"O rüyayı yine gördüm. Saat gecenin üçüydü nasıl olduysa bir üniversite kampüsünde güzel bir binanın içinde buldum kendimi. Geniş boş bir sınıfa girdim masanın üstünde bir teyp vardı. Arkasında da sarı bir zarf duruyordu. Masaya doğru gittim ve teybi açtım. Duyduklarım şunlardı:
Senin görevin Arthur eğer kabul edersen kültür eleştirisi ile kültürel çalışmaları anlaşılması kolay terimlerle açıklamak. Edebiyat kuramı göstergebilim psikanalitik düşünce Marksist düşünce ve sosyolojik düşüncedeki önemli kavram ve fikirler hakkında bu konularda bilgisi olmayan ya da çok az bilgiye sahip olan okuyucular için açıklayıcı bir kitap yazacaksın. Görevini gerçekleştirmene yardımcı olması için uluslararası uzmanlardan oluşan bir ekip hazırladık. Önündeki mühürlü zarfın içerisinde onların fotoğraflarını bulacaksın. Eğer postmodernler seni yakalarsa ne dekanın ne fakülten ne de editörün senin için sorumluluk kabul edecek ya da kurtulmana yardım edecektir. Bu teyp üç saniye içinde kendi kendini yok edecektir.
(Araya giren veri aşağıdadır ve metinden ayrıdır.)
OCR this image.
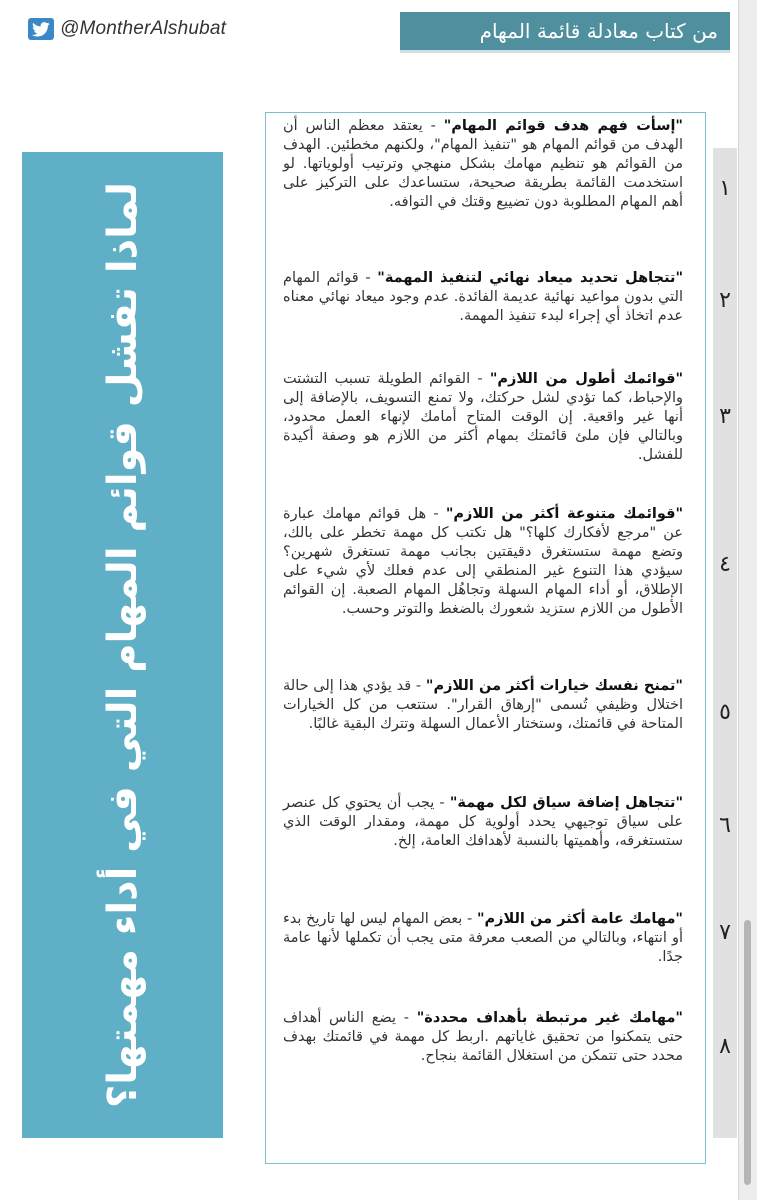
@MontherAlshubat	من كتاب معادلة قائمة المهام
لماذا تفشل قوائم المهام التي في أداء مهمتها؟	١
٢
٣
٤
٥
٦
٧
٨
"إسأت فهم هدف قوائم المهام" - يعتقد معظم الناس أن الهدف من قوائم المهام هو "تنفيذ المهام"، ولكنهم مخطئين. الهدف من القوائم هو تنظيم مهامك بشكل منهجي وترتيب أولوياتها. لو استخدمت القائمة بطريقة صحيحة، ستساعدك على التركيز على أهم المهام المطلوبة دون تضييع وقتك في التوافه.
"تتجاهل تحديد ميعاد نهائي لتنفيذ المهمة" - قوائم المهام التي بدون مواعيد نهائية عديمة الفائدة. عدم وجود ميعاد نهائي معناه عدم اتخاذ أي إجراء لبدء تنفيذ المهمة.
"قوائمك أطول من اللازم" - القوائم الطويلة تسبب التشتت والإحباط، كما تؤدي لشل حركتك، ولا تمنع التسويف، بالإضافة إلى أنها غير واقعية. إن الوقت المتاح أمامك لإنهاء العمل محدود، وبالتالي فإن ملئ قائمتك بمهام أكثر من اللازم هو وصفة أكيدة للفشل.
"قوائمك متنوعة أكثر من اللازم" - هل قوائم مهامك عبارة عن "مرجع لأفكارك كلها؟" هل تكتب كل مهمة تخطر على بالك، وتضع مهمة ستستغرق دقيقتين بجانب مهمة تستغرق شهرين؟ سيؤدي هذا التنوع غير المنطقي إلى عدم فعلك لأي شيء على الإطلاق، أو أداء المهام السهلة وتجاهُل المهام الصعبة. إن القوائم الأطول من اللازم ستزيد شعورك بالضغط والتوتر وحسب.
"تمنح نفسك خيارات أكثر من اللازم" - قد يؤدي هذا إلى حالة اختلال وظيفي تُسمى "إرهاق القرار". ستتعب من كل الخيارات المتاحة في قائمتك، وستختار الأعمال السهلة وتترك البقية غالبًا.
"تتجاهل إضافة سياق لكل مهمة" - يجب أن يحتوي كل عنصر على سياق توجيهي يحدد أولوية كل مهمة، ومقدار الوقت الذي ستستغرقه، وأهميتها بالنسبة لأهدافك العامة، إلخ.
"مهامك عامة أكثر من اللازم" - بعض المهام ليس لها تاريخ بدء أو انتهاء، وبالتالي من الصعب معرفة متى يجب أن تكملها لأنها عامة جدًا.
"مهامك غير مرتبطة بأهداف محددة" - يضع الناس أهداف حتى يتمكنوا من تحقيق غاياتهم .اربط كل مهمة في قائمتك بهدف محدد حتى تتمكن من استغلال القائمة بنجاح.
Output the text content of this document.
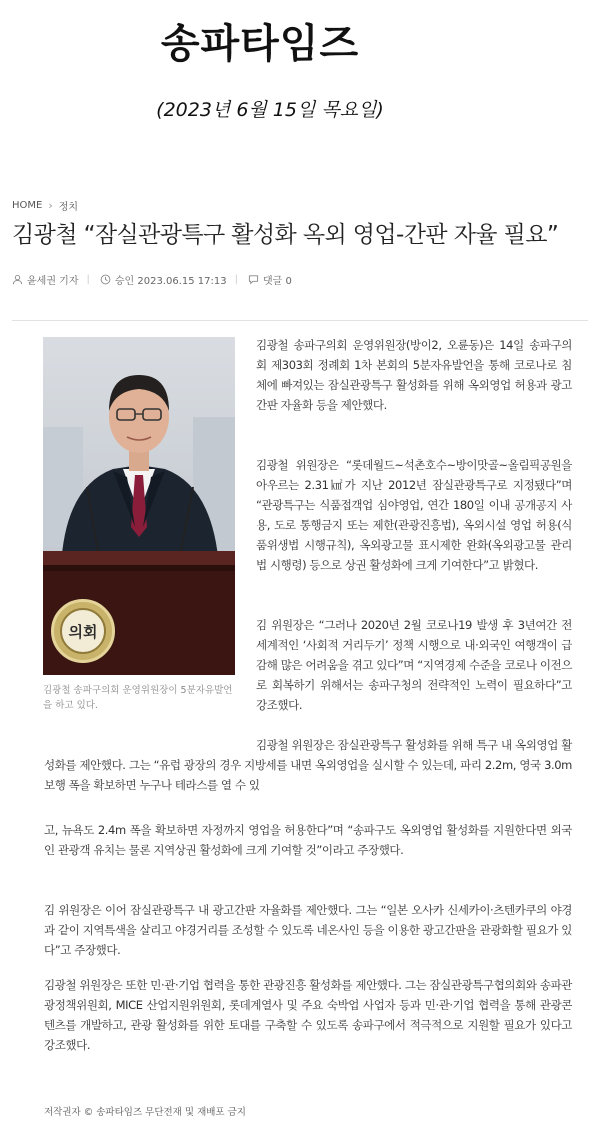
송파타임즈
(2023년 6월 15일 목요일)
HOME › 정치
김광철 “잠실관광특구 활성화 옥외 영업-간판 자율 필요”
윤세권 기자 |	승인 2023.06.15 17:13 |	댓글 0
의회
김광철 송파구의회 운영위원장이 5분자유발언을 하고 있다.

김광철 송파구의회 운영위원장(방이2, 오륜동)은 14일 송파구의회 제303회 정례회 1차 본회의 5분자유발언을 통해 코로나로 침체에 빠져있는 잠실관광특구 활성화를 위해 옥외영업 허용과 광고간판 자율화 등을 제안했다.

김광철 위원장은 “롯데월드~석촌호수~방이맛골~올림픽공원을 아우르는 2.31㎢가 지난 2012년 잠실관광특구로 지정됐다”며 “관광특구는 식품접객업 심야영업, 연간 180일 이내 공개공지 사용, 도로 통행금지 또는 제한(관광진흥법), 옥외시설 영업 허용(식품위생법 시행규칙), 옥외광고물 표시제한 완화(옥외광고물 관리법 시행령) 등으로 상권 활성화에 크게 기여한다”고 밝혔다.

김 위원장은 “그러나 2020년 2월 코로나19 발생 후 3년여간 전 세계적인 ‘사회적 거리두기’ 정책 시행으로 내·외국인 여행객이 급감해 많은 어려움을 겪고 있다”며 “지역경제 수준을 코로나 이전으로 회복하기 위해서는 송파구청의 전략적인 노력이 필요하다”고 강조했다.

김광철 위원장은 잠실관광특구 활성화를 위해 특구 내 옥외영업 활성화를 제안했다. 그는 “유럽 광장의 경우 지방세를 내면 옥외영업을 실시할 수 있는데, 파리 2.2m, 영국 3.0m 보행 폭을 확보하면 누구나 테라스를 열 수 있

고, 뉴욕도 2.4m 폭을 확보하면 자정까지 영업을 허용한다”며 “송파구도 옥외영업 활성화를 지원한다면 외국인 관광객 유치는 물론 지역상권 활성화에 크게 기여할 것”이라고 주장했다.

김 위원장은 이어 잠실관광특구 내 광고간판 자율화를 제안했다. 그는 “일본 오사카 신세카이·츠텐카쿠의 야경과 같이 지역특색을 살리고 야경거리를 조성할 수 있도록 네온사인 등을 이용한 광고간판을 관광화할 필요가 있다”고 주장했다.

김광철 위원장은 또한 민·관·기업 협력을 통한 관광진흥 활성화를 제안했다. 그는 잠실관광특구협의회와 송파관광정책위원회, MICE 산업지원위원회, 롯데계열사 및 주요 숙박업 사업자 등과 민·관·기업 협력을 통해 관광콘텐츠를 개발하고, 관광 활성화를 위한 토대를 구축할 수 있도록 송파구에서 적극적으로 지원할 필요가 있다고 강조했다.

저작권자 © 송파타임즈 무단전재 및 재배포 금지
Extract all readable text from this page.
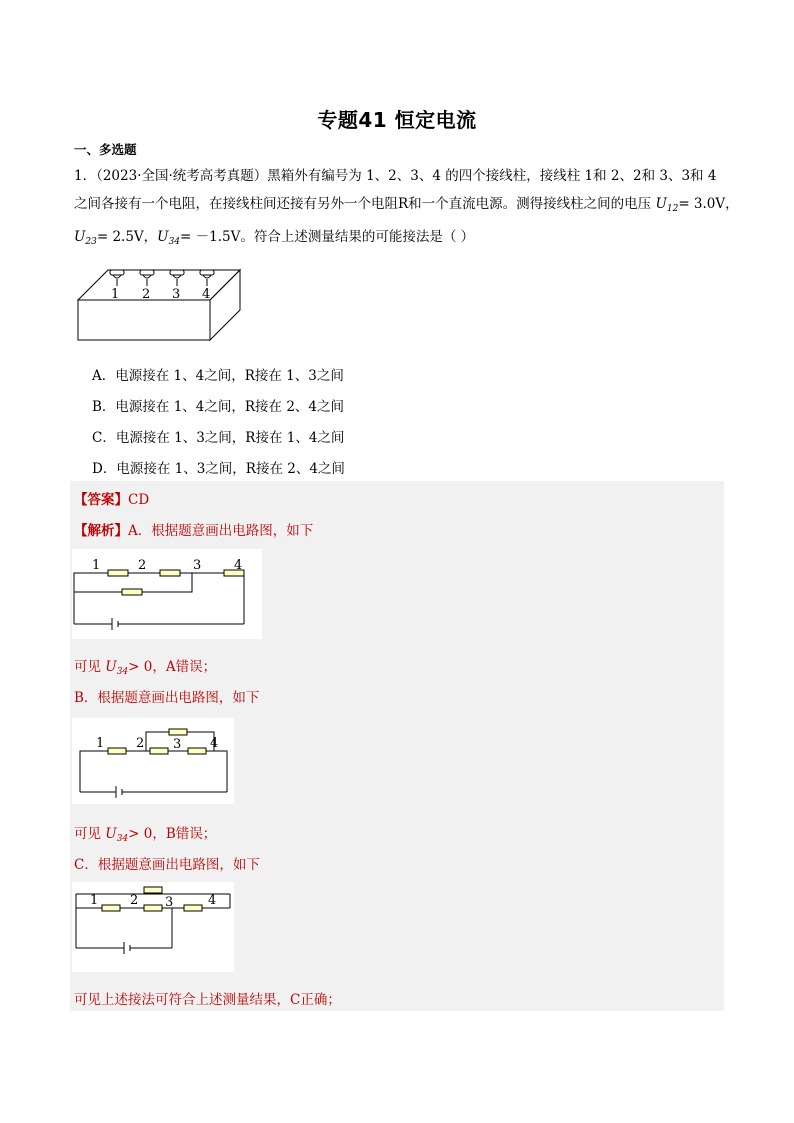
专题41 恒定电流
一、多选题
1．（2023·全国·统考高考真题）黑箱外有编号为 1、2、3、4 的四个接线柱，接线柱 1和 2、2和 3、3和 4
之间各接有一个电阻，在接线柱间还接有另外一个电阻R和一个直流电源。测得接线柱之间的电压 $U_{12}= 3.0V$，
$U_{23}= 2.5V$，$U_{34}= -1.5V$。符合上述测量结果的可能接法是（ ）
1 2 3 4
A．电源接在 1、4之间，R接在 1、3之间
B．电源接在 1、4之间，R接在 2、4之间
C．电源接在 1、3之间，R接在 1、4之间
D．电源接在 1、3之间，R接在 2、4之间
【答案】CD
【解析】A．根据题意画出电路图，如下
1	2	3	4
可见 $U_{34}> 0$，A错误；
B．根据题意画出电路图，如下
1 2 3 4
可见 $U_{34}> 0$，B错误；
C．根据题意画出电路图，如下
1 2 3	4
可见上述接法可符合上述测量结果，C正确；
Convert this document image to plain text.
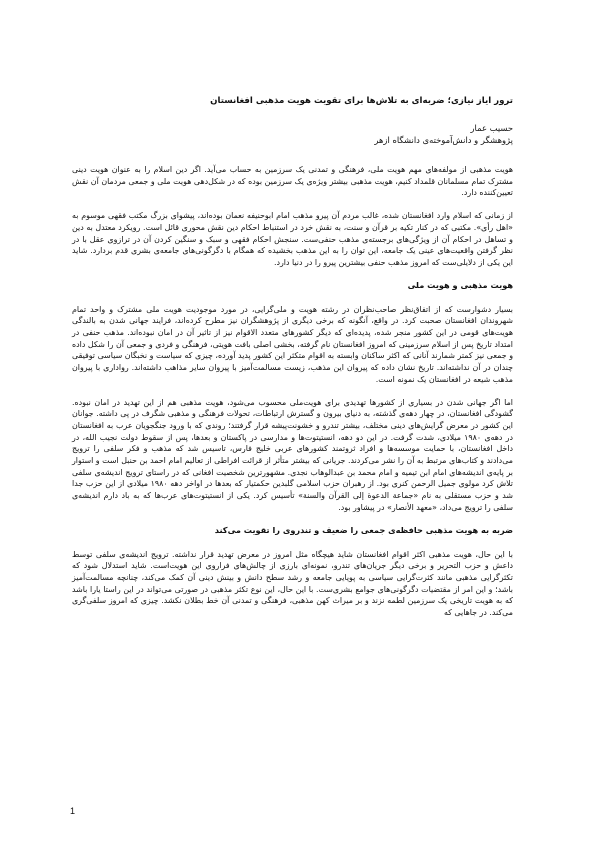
ترور ایاز نیازی؛ ضربه‌ای به تلاش‌ها برای تقویت هویت مذهبی افغانستان

حسیب عمار

پژوهشگر و دانش‌آموخته‌ی دانشگاه ازهر

هویت مذهبی از مولفه‌های مهم هویت ملی، فرهنگی و تمدنی یک سرزمین به حساب می‌آید. اگر دین اسلام را به عنوان هویت دینی مشترک تمام مسلمانان قلمداد کنیم، هویت مذهبی بیشتر ویژه‌ی یک سرزمین بوده که در شکل‌دهی هویت ملی و جمعی مردمان آن نقش تعیین‌کننده دارد.

از زمانی که اسلام وارد افغانستان شده، غالب مردم آن پیرو مذهب امام ابوحنیفه نعمان بوده‌اند، پیشوای بزرگ مکتب فقهی موسوم به «اهل رأی». مکتبی که در کنار تکیه بر قرآن و سنت، به نقش خرد در استنباط احکام دین نقش محوری قائل است. رویکرد معتدل به دین و تساهل در احکام آن از ویژگی‌های برجسته‌ی مذهب حنفی‌ست. سنجش احکام فقهی و سبک و سنگین کردن آن در ترازوی عقل با در نظر گرفتن واقعیت‌های عینی یک جامعه، این توان را به این مذهب بخشیده که همگام با دگرگونی‌های جامعه‌ی بشری قدم بردارد. شاید این یکی از دلایلی‌ست که امروز مذهب حنفی بیشترین پیرو را در دنیا دارد.

هویت مذهبی و هویت ملی

بسیار دشوارست که از اتفاق‌نظر صاحب‌نظران در رشته هویت و ملی‌گرایی، در مورد موجودیت هویت ملی مشترک و واحد تمام شهروندان افغانستان صحبت کرد. در واقع، آنگونه که برخی دیگری از پژوهشگران نیز مطرح کرده‌اند، فرایند جهانی شدن به بالندگی هویت‌های قومی در این کشور منجر شده، پدیده‌ای که دیگر کشورهای متعدد الاقوام نیز از تاثیر آن در امان نبوده‌اند. مذهب حنفی در امتداد تاریخ پس از اسلام سرزمینی که امروز افغانستان نام گرفته، بخشی اصلی بافت هویتی، فرهنگی و فردی و جمعی آن را شکل داده و جمعی نیز کمتر شمارند آنانی که اکثر ساکنان وابسته به اقوام متکثر این کشور پدید آورده، چیزی که سیاست و نخبگان سیاسی توفیقی چندان در آن نداشته‌اند. تاریخ نشان داده که پیروان این مذهب، زیست مسالمت‌آمیز با پیروان سایر مذاهب داشته‌اند. رواداری با پیروان مذهب شیعه در افغانستان یک نمونه است.

اما اگر جهانی شدن در بسیاری از کشورها تهدیدی برای هویت‌ملی محسوب می‌شود، هویت مذهبی هم از این تهدید در امان نبوده. گشودگی افغانستان، در چهار دهه‌ی گذشته، به دنیای بیرون و گسترش ارتباطات، تحولات فرهنگی و مذهبی شگرف در پی داشته. جوانان این کشور در معرض گرایش‌های دینی مختلف، بیشتر تندرو و خشونت‌پیشه قرار گرفتند؛ روندی که با ورود جنگجویان عرب به افغانستان در دهه‌ی ۱۹۸۰ میلادی، شدت گرفت. در این دو دهه، انستیتوت‌ها و مدارسی در پاکستان و بعدها، پس از سقوط دولت نجیب الله، در داخل افغانستان، با حمایت موسسه‌ها و افراد ثروتمند کشورهای عربی خلیج فارس، تاسیس شد که مذهب و فکر سلفی را ترویج می‌دادند و کتاب‌های مرتبط به آن را نشر می‌کردند. جریانی که بیشتر متأثر از قرائت افراطی از تعالیم امام احمد بن حنبل است و استوار بر پایه‌ی اندیشه‌های امام ابن تیمیه و امام محمد بن عبدالوهاب نجدی. مشهورترین شخصیت افغانی که در راستای ترویج اندیشه‌ی سلفی تلاش کرد مولوی جمیل الرحمن کنری بود. از رهبران حزب اسلامی گلبدین حکمتیار که بعدها در اواخر دهه ۱۹۸۰ میلادی از این حزب جدا شد و حزب مستقلی به نام «جماعة الدعوة إلى القرآن والسنة» تأسیس کرد. یکی از انستیتوت‌های عرب‌ها که به باد دارم اندیشه‌ی سلفی را ترویج می‌داد، «معهد الأنصار» در پیشاور بود.

ضربه به هویت مذهبی حافظه‌ی جمعی را ضعیف و تندروی را تقویت می‌کند

با این حال، هویت مذهبی اکثر اقوام افغانستان شاید هیچگاه مثل امروز در معرض تهدید قرار نداشته. ترویج اندیشه‌ی سلفی توسط داعش و حزب التحریر و برخی دیگر جریان‌های تندرو، نمونه‌ای بارزی از چالش‌های فراروی این هویت‌است. شاید استدلال شود که تکثرگرایی مذهبی مانند کثرت‌گرایی سیاسی به پویایی جامعه و رشد سطح دانش و بینش دینی آن کمک می‌کند، چنانچه مسالمت‌آمیز باشد؛ و این امر از مقتضیات دگرگونی‌های جوامع بشری‌ست. با این حال، این نوع تکثر مذهبی در صورتی می‌تواند در این راستا یارا باشد که به هویت تاریخی یک سرزمین لطمه نزند و بر میراث کهن مذهبی، فرهنگی و تمدنی آن خط بطلان نکشد. چیزی که امروز سلفی‌گری می‌کند. در جاهایی که

1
Üç saniye sonra teyp havaya uçtu ve yanmaya başladı. Zarfı aldım ve açtım. İçinde pek çok kişinin fotoğrafı vardı: Karl Marx Sigmund Freud Ferdinand de Saussure Mikhail Bakhtin Michel Foucault Jacques Derrida ve daha bir düzinesi. 'Çok iyi' dedim 'bana yardım edecek filozoflar psikanalistler ve kültür kuramcılarından oluşan uluslararası bir yıldızlar topluluğu var!'
Soğuk terler içinde uyandım. 'Aman Tanrım neye bulaştım ben böyle?' dedim kendi kendime. Kahvaltımı portakal suyu yulaf ezmesi yoğurt caffé latte ve tostla yaptım. San Francisco Chronicle ve New York Times'a göz attım. Derin bir nefes alıp kahvaltı masasından kalktım ve kitaplarla çevrili masanın üstünde bir bilgisayarın olduğu odaya doğru yavaşça yürüdüm. Bilgisayarı açtım ve yazmaya başladım."